A forced marriage is defined by the Forced Marriage (Civil Protection) Act 2007 as marriage without the full and free consent of both parties. The Act, which came into force on 25 November 2008, creates specialist courts designed to prevent forced marriages occurring and to protect those individuals who have been forced into marriage without their consent. These courts are, however, restricted in terms of providing remedies once the marriage has taken place as they do not have the power to annul marriages and forcing an individual to marry against their will has not been made a criminal offence.

The courts can prevent forced marriages from taking place through the use of Forced Marriage Protection Orders (FMPOs) and, where there has been a true threat of physical violence, a power of arrest can be attached to an order. Conditions attached to orders can direct people to stop intimidation and prevent them from taking people abroad. They can also impose a duty to give the details of the whereabouts of a missing person and to surrender passports. A person in contempt of an order may face up to two years’ imprisonment.

A FMPO can be applied for by anyone who believes they are at risk of being forced to marry. Relatives, professionals and interested parties, however, can only apply for an order on behalf of the victim with the permission of the court. In addition, Relevant Third Parties (RTPs), such as local authorities (once sufficiently ready to undergo the role), will be entitled to apply for an order without the court’s permission. Independent domestic violence advisers attached to the criminal courts may also be able to act as RTPs, depending on the outcome of a pilot study due to be carried out by the Ministry Of Justice.

Unusually, solicitors acting for a minor can apply directly to the court without the minor needing to have an adult ‘litigation friend’ to represent them.

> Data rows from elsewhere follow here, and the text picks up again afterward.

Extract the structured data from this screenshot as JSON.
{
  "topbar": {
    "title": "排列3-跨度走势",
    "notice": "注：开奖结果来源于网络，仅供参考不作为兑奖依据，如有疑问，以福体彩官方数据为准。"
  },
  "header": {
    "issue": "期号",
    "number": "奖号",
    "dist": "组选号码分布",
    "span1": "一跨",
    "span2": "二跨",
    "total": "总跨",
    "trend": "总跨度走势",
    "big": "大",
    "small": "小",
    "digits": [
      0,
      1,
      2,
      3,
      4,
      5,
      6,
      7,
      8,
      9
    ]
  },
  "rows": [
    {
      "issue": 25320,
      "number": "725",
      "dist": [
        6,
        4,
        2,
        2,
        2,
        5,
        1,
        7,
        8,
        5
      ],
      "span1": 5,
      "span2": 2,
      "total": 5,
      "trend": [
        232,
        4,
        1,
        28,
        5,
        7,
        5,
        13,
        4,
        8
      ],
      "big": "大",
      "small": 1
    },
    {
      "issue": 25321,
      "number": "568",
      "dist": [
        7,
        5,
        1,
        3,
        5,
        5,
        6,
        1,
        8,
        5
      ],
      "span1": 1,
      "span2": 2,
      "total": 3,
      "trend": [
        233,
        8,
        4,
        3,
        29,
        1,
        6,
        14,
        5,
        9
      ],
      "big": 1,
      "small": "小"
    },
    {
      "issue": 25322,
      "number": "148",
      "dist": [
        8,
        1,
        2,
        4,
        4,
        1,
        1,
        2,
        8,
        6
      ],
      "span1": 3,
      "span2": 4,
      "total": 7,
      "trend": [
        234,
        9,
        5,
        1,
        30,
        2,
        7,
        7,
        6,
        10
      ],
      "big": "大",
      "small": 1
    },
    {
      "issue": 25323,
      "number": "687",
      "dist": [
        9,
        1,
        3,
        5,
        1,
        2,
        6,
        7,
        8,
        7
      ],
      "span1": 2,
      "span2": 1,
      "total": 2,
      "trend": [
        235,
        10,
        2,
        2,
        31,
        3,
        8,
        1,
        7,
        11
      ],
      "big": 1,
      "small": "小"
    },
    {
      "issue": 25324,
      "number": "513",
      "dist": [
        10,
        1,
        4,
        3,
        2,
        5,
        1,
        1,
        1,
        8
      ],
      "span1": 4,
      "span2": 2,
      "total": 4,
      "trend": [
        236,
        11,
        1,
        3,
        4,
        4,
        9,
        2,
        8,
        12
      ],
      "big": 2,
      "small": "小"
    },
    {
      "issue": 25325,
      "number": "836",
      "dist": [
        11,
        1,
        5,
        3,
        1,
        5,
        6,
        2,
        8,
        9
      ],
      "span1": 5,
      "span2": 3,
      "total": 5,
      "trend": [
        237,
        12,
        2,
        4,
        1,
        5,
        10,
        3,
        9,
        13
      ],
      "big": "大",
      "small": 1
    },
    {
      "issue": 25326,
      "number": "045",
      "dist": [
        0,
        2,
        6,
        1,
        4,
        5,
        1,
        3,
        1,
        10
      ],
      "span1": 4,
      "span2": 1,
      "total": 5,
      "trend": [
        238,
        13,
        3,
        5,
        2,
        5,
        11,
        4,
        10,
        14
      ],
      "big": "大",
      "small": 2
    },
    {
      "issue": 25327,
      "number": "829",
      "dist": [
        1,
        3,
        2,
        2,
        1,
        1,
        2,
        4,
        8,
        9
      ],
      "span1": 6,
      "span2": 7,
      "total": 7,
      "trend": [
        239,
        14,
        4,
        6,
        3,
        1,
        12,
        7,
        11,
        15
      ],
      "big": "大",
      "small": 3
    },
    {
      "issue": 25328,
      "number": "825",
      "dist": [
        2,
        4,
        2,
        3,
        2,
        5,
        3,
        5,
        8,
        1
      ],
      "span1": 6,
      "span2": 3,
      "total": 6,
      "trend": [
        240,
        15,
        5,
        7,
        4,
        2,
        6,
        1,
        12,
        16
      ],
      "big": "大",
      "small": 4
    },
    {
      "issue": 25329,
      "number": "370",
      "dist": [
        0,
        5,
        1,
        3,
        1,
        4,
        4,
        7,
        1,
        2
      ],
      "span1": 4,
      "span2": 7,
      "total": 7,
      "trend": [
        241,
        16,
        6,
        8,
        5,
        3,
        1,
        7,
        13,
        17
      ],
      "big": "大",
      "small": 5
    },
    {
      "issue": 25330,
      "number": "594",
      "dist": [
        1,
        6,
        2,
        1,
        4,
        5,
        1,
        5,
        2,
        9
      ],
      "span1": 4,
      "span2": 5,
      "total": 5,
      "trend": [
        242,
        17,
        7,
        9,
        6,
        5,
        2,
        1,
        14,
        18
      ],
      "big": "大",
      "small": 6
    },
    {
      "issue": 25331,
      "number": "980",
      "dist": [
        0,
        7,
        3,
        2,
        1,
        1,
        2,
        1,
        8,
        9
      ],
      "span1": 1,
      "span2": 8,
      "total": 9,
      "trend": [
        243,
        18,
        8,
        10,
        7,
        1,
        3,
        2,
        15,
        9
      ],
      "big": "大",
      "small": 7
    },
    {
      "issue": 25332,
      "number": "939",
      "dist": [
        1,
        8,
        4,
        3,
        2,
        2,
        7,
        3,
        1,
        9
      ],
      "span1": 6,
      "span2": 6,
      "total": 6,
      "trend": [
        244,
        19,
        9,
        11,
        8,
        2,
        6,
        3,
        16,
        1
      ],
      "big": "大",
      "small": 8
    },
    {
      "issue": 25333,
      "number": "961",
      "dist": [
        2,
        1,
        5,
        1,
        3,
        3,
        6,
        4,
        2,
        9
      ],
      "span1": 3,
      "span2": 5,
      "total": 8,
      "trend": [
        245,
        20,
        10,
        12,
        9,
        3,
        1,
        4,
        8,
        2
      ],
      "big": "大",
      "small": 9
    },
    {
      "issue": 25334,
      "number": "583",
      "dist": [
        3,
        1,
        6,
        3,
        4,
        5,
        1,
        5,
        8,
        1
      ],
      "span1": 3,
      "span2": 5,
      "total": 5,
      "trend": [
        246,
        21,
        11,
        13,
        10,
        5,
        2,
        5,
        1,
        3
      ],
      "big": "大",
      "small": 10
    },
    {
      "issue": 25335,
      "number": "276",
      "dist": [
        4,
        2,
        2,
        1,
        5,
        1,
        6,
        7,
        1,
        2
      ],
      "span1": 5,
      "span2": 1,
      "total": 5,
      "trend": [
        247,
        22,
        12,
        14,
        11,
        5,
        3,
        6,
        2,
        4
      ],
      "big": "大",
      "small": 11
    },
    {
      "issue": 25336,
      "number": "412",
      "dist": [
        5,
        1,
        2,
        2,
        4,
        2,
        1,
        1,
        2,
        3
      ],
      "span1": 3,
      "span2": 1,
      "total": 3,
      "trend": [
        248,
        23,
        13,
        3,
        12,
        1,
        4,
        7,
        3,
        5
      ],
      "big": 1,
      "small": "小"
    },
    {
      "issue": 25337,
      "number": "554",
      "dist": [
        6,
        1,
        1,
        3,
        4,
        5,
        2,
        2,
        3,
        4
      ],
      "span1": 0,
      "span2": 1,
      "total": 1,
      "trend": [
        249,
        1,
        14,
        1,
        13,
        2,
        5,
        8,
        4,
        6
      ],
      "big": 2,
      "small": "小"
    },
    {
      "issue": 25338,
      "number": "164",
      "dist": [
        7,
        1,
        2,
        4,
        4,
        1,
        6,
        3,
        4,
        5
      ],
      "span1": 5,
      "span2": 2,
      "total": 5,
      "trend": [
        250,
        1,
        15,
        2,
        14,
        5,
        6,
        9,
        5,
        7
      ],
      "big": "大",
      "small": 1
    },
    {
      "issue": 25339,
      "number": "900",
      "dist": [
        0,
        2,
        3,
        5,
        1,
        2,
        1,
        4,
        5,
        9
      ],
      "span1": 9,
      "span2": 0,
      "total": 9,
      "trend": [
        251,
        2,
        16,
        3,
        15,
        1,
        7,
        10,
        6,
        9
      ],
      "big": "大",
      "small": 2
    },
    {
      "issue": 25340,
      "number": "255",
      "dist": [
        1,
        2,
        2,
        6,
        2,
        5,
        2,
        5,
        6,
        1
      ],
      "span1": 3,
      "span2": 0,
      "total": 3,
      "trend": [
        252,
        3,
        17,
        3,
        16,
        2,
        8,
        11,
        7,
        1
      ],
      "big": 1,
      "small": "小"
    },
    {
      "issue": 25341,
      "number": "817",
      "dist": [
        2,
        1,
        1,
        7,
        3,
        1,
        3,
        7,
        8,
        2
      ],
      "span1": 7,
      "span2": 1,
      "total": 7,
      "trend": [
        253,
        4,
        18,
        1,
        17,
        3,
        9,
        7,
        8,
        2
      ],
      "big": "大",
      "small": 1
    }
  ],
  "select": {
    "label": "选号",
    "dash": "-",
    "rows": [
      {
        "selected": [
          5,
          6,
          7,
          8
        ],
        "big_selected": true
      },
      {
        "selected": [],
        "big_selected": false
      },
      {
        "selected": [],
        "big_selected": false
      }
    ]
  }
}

It is hoped that the introduction of the Act will make it easier for potential victims of arranged marriages to come forward in the knowledge that there are systems in place to help them. It is also hoped that the legislation will make it clear to perpetrators that forced marriage is an identifiable civil wrong, bringing with it legal consequences. Advisors to the Government believe that there has been an under-reporting of such cases to date. On the first day the Act was in force, two successful applications for orders were made, one of which involved a 23-year-old woman who was on the verge of being flown to Pakistan for a forced marriage.